Из очень старенького

Когда я был аспирантом, то работал в очень хорошей лаборатории. Разумеется, по понятиям той страны и времени, но больше — страны. Но к нам хотя бы приезжали люди типа Александра Рича, не нобелевского лауреата по генетике, но человека, который работал с Моно и Жакобом, общался с Криком и все такое. Он был в компании самых-самых, в клубе избранных, в котором не читают публикаций, а встретятся на часок, обменяются сегодняшней информацией, и к себе в лабораторию. А некоторые удирали прямо с заседаний, услышат что-то, и сразу в лабораторию, — проверять, а утром — ответ. И никаких журналов! Мы были лишены такого моментального общения, но журналы были, и приезжал к нам Александр Рич, не высший класс, но нечто особенное, он говорил о нашем местном гении Александре Спирине, подающем тогда блестящие надежды: «competent but not outstanding», так он о нашем лучшем говорил, сам при этом не лучший, но рядом с лучшими стоявший почти каждый день. И пивший кофе по утрам.
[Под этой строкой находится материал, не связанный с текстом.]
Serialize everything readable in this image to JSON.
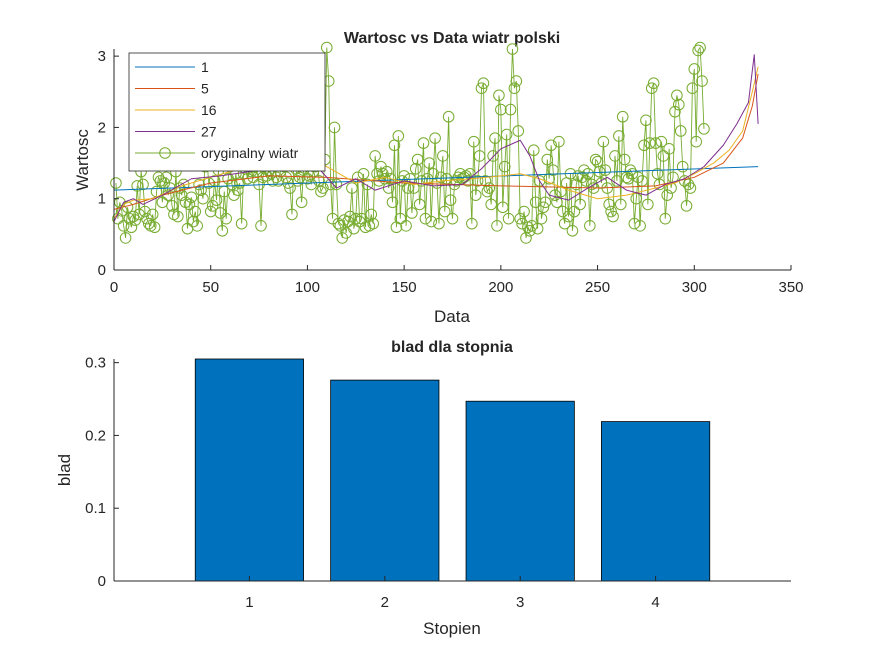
{
  "chart_data": [
    {
      "type": "line",
      "title": "Wartosc vs Data wiatr polski",
      "xlabel": "Data",
      "ylabel": "Wartosc",
      "xlim": [
        0,
        350
      ],
      "ylim": [
        0,
        3.1
      ],
      "xticks": [
        "0",
        "50",
        "100",
        "150",
        "200",
        "250",
        "300",
        "350"
      ],
      "yticks": [
        "0",
        "1",
        "2",
        "3"
      ],
      "grid": false,
      "legend_location": "top-left",
      "original_series": {
        "name": "oryginalny wiatr",
        "color": "#77ac30",
        "marker": "circle",
        "values": [
          1.22,
          0.72,
          0.95,
          0.83,
          0.62,
          0.45,
          0.88,
          0.72,
          0.6,
          0.75,
          0.7,
          1.18,
          0.78,
          1.38,
          1.2,
          0.82,
          0.72,
          0.65,
          0.62,
          0.78,
          0.6,
          1.1,
          1.3,
          1.25,
          0.95,
          1.22,
          1.3,
          1.05,
          1.15,
          0.9,
          0.78,
          1.38,
          0.75,
          1.15,
          1.05,
          1.2,
          0.95,
          0.58,
          0.92,
          1.02,
          0.68,
          0.82,
          0.62,
          1.2,
          1.12,
          1.0,
          1.45,
          1.55,
          1.22,
          0.82,
          0.9,
          1.25,
          0.98,
          1.4,
          0.8,
          0.55,
          1.1,
          0.72,
          1.28,
          1.45,
          1.2,
          1.05,
          1.35,
          1.12,
          1.22,
          0.65,
          1.35,
          1.42,
          1.28,
          1.5,
          1.38,
          1.3,
          1.45,
          1.38,
          1.2,
          0.62,
          1.3,
          1.42,
          1.32,
          1.4,
          1.35,
          1.25,
          1.52,
          1.3,
          1.25,
          1.38,
          1.5,
          1.45,
          1.3,
          1.22,
          1.15,
          0.78,
          1.5,
          1.42,
          1.25,
          1.3,
          0.95,
          1.4,
          1.55,
          1.28,
          1.32,
          1.2,
          1.38,
          1.45,
          1.7,
          1.25,
          1.1,
          1.15,
          1.55,
          3.12,
          2.65,
          1.2,
          0.72,
          2.0,
          1.2,
          0.65,
          0.62,
          0.45,
          0.7,
          0.52,
          0.68,
          0.75,
          1.15,
          0.58,
          0.72,
          1.3,
          0.68,
          0.72,
          1.35,
          0.6,
          1.2,
          0.62,
          0.78,
          0.65,
          1.6,
          1.35,
          1.25,
          1.45,
          1.35,
          1.28,
          1.38,
          1.15,
          1.28,
          0.95,
          1.75,
          0.6,
          1.88,
          0.72,
          1.25,
          1.32,
          0.62,
          1.15,
          1.28,
          0.8,
          1.15,
          1.42,
          1.55,
          0.92,
          1.25,
          1.78,
          0.72,
          1.28,
          1.5,
          0.68,
          1.35,
          1.85,
          1.22,
          0.65,
          1.3,
          1.6,
          0.82,
          1.28,
          2.15,
          0.98,
          0.72,
          1.2,
          1.25,
          1.3,
          1.35,
          1.28,
          1.3,
          1.32,
          1.25,
          1.35,
          0.65,
          1.8,
          1.05,
          1.25,
          1.6,
          2.55,
          2.62,
          1.25,
          1.1,
          1.15,
          0.92,
          1.6,
          1.85,
          0.62,
          2.45,
          2.25,
          0.88,
          1.45,
          1.9,
          0.72,
          2.25,
          3.1,
          2.55,
          2.65,
          1.95,
          0.72,
          0.65,
          0.82,
          0.45,
          0.6,
          0.55,
          0.62,
          1.68,
          0.95,
          0.58,
          1.25,
          0.72,
          0.88,
          0.95,
          1.55,
          1.28,
          1.75,
          1.4,
          1.05,
          0.95,
          1.8,
          1.1,
          0.82,
          0.65,
          1.22,
          0.75,
          1.35,
          0.55,
          0.82,
          1.2,
          1.32,
          0.92,
          1.3,
          1.4,
          1.25,
          1.35,
          0.62,
          1.2,
          1.15,
          1.55,
          1.52,
          1.38,
          1.22,
          1.8,
          1.4,
          1.15,
          0.92,
          0.82,
          0.75,
          1.6,
          1.25,
          1.88,
          0.92,
          2.15,
          1.55,
          1.3,
          1.28,
          1.4,
          1.35,
          0.65,
          1.0,
          1.3,
          0.62,
          1.25,
          1.75,
          2.1,
          0.92,
          1.78,
          2.55,
          2.62,
          1.78,
          1.35,
          1.2,
          1.8,
          1.6,
          0.72,
          1.05,
          1.7,
          1.15,
          1.3,
          2.22,
          2.45,
          2.32,
          1.95,
          1.45,
          1.25,
          0.9,
          1.2,
          1.15,
          2.55,
          2.82,
          1.8,
          3.08,
          3.12,
          2.65,
          1.98
        ]
      },
      "series": [
        {
          "name": "1",
          "color": "#0072bd",
          "x": [
            0,
            333
          ],
          "values": [
            1.12,
            1.45
          ]
        },
        {
          "name": "5",
          "color": "#d95319",
          "x": [
            0,
            10,
            25,
            50,
            80,
            110,
            150,
            200,
            250,
            280,
            300,
            315,
            325,
            330,
            333
          ],
          "values": [
            0.85,
            0.92,
            1.05,
            1.22,
            1.32,
            1.3,
            1.22,
            1.18,
            1.15,
            1.18,
            1.3,
            1.5,
            1.85,
            2.3,
            2.75
          ]
        },
        {
          "name": "16",
          "color": "#edb120",
          "x": [
            0,
            5,
            10,
            20,
            35,
            50,
            65,
            80,
            95,
            110,
            125,
            140,
            155,
            170,
            185,
            200,
            210,
            220,
            235,
            250,
            265,
            280,
            290,
            300,
            310,
            318,
            325,
            330,
            333
          ],
          "values": [
            0.72,
            0.92,
            0.98,
            1.0,
            1.18,
            1.3,
            1.42,
            1.55,
            1.65,
            1.45,
            1.22,
            1.3,
            1.2,
            1.25,
            1.28,
            1.32,
            1.35,
            1.28,
            1.12,
            1.0,
            1.05,
            1.15,
            1.22,
            1.35,
            1.5,
            1.68,
            1.95,
            2.5,
            2.85
          ]
        },
        {
          "name": "27",
          "color": "#7e2f8e",
          "x": [
            0,
            5,
            10,
            15,
            25,
            40,
            55,
            70,
            85,
            95,
            105,
            115,
            125,
            135,
            150,
            165,
            180,
            190,
            200,
            210,
            215,
            220,
            225,
            235,
            245,
            255,
            265,
            275,
            285,
            295,
            305,
            315,
            322,
            328,
            331,
            333
          ],
          "values": [
            0.68,
            0.95,
            1.0,
            0.92,
            1.05,
            1.28,
            1.32,
            1.38,
            1.48,
            1.58,
            1.45,
            1.15,
            1.28,
            1.12,
            1.25,
            1.18,
            1.2,
            1.42,
            1.7,
            1.82,
            1.6,
            1.25,
            1.05,
            0.98,
            1.15,
            1.3,
            1.12,
            1.05,
            1.2,
            1.28,
            1.45,
            1.75,
            2.05,
            2.35,
            3.02,
            2.05
          ]
        }
      ]
    },
    {
      "type": "bar",
      "title": "blad dla stopnia",
      "xlabel": "Stopien",
      "ylabel": "blad",
      "categories": [
        "1",
        "2",
        "3",
        "4"
      ],
      "values": [
        0.305,
        0.276,
        0.247,
        0.219
      ],
      "xlim": [
        0,
        5
      ],
      "ylim": [
        0,
        0.305
      ],
      "yticks": [
        "0",
        "0.1",
        "0.2",
        "0.3"
      ],
      "color": "#0072bd",
      "grid": false
    }
  ]
}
И помню то чувство, гордости от причастности, и все-таки небольшого унижения… небольшого потому что его испытывал и наш великий шеф, я видел это по его длинной чуть отвисшей челюсти… постоянная его ноющая боль — никогда не бывать в настоящей загранице, хотя в ГДР и Венгрии — сколько угодно, но там-то что??? — там наше, и только чуть-чуть ТОТ блеск, потому что больше ездят и общаются, чуть-чуть…
………..
А потом к нам приехал то ли из Брянска, то ли из Воронежа человек лет сорока, он многое знал и умел, читал в сто раз больше нас, отличал Торелла от Теорелла, а мы путали… Но мы-то могли больше, мы-то видели чуть другое, и ближе стояли к истине! Мы чувствовали блаженство когда стояли перед ним, и то можем, и это, и вот наш прибор — английский спектрополяриметр, правда, старый и ручной, каждую точку, пока измеришь, глаза вылезают из орбит, следить за зайчиком на экранчике… Но все равно, это мы — могли, мы — видели, и к нам, а не к нему приезжал Александр Рич, и у нас чудо прибор, а у него — ничего, ничего, ничего… А он стоял окруженный нами, высокомерно поправляющими его, с нашим великим шефом, шефулей, известным физиком, да, но ничтожным генетиком, претендующим, знающим, но ничего не могущим сделать, встроиться в процесс, о котором сегодня, перед завтраком, уже обсудили и решили Моно с Жакобом, и примкнувший к ним за кофем Александр Рич…
А мужик этот из Брянска или Воронежа, стоял как старый усталый волк среди молодых псов, все понимал, и презирал нас… и себя, себя, себя…
А что потом? Кто куда, навсегда разбежались по российским городам. И канули, почти все… Мне еще чуть-чуть повезло, просунул палец в щель в заборе, несколько статей во всяких Голландиях, их постепенно забывали, ну, три, ну пять лет… и благополучно забыли. А потом я что-то СВОЕ понял — и ушел, закрыл за собой дверь, и до сих пор не жалею, ни минуты не жалел, стал собой, и все мое — с собой, и только от меня зависит, от меня, от меня…
Вот старятся наши великие, на дачах академики, и что? А то! С интересом, пылом и страстью прожитая жизнь. И это немало, немало, хотя хотелось больше, и тот же Александр Спирин нобелевской не сделал, почему? Все как у людей было, поездки, приборы, сотрудники послушные… А вот не было того утреннего кофе с Жакобом и Моно… а только приехавший в неважную командировку Александр Рич.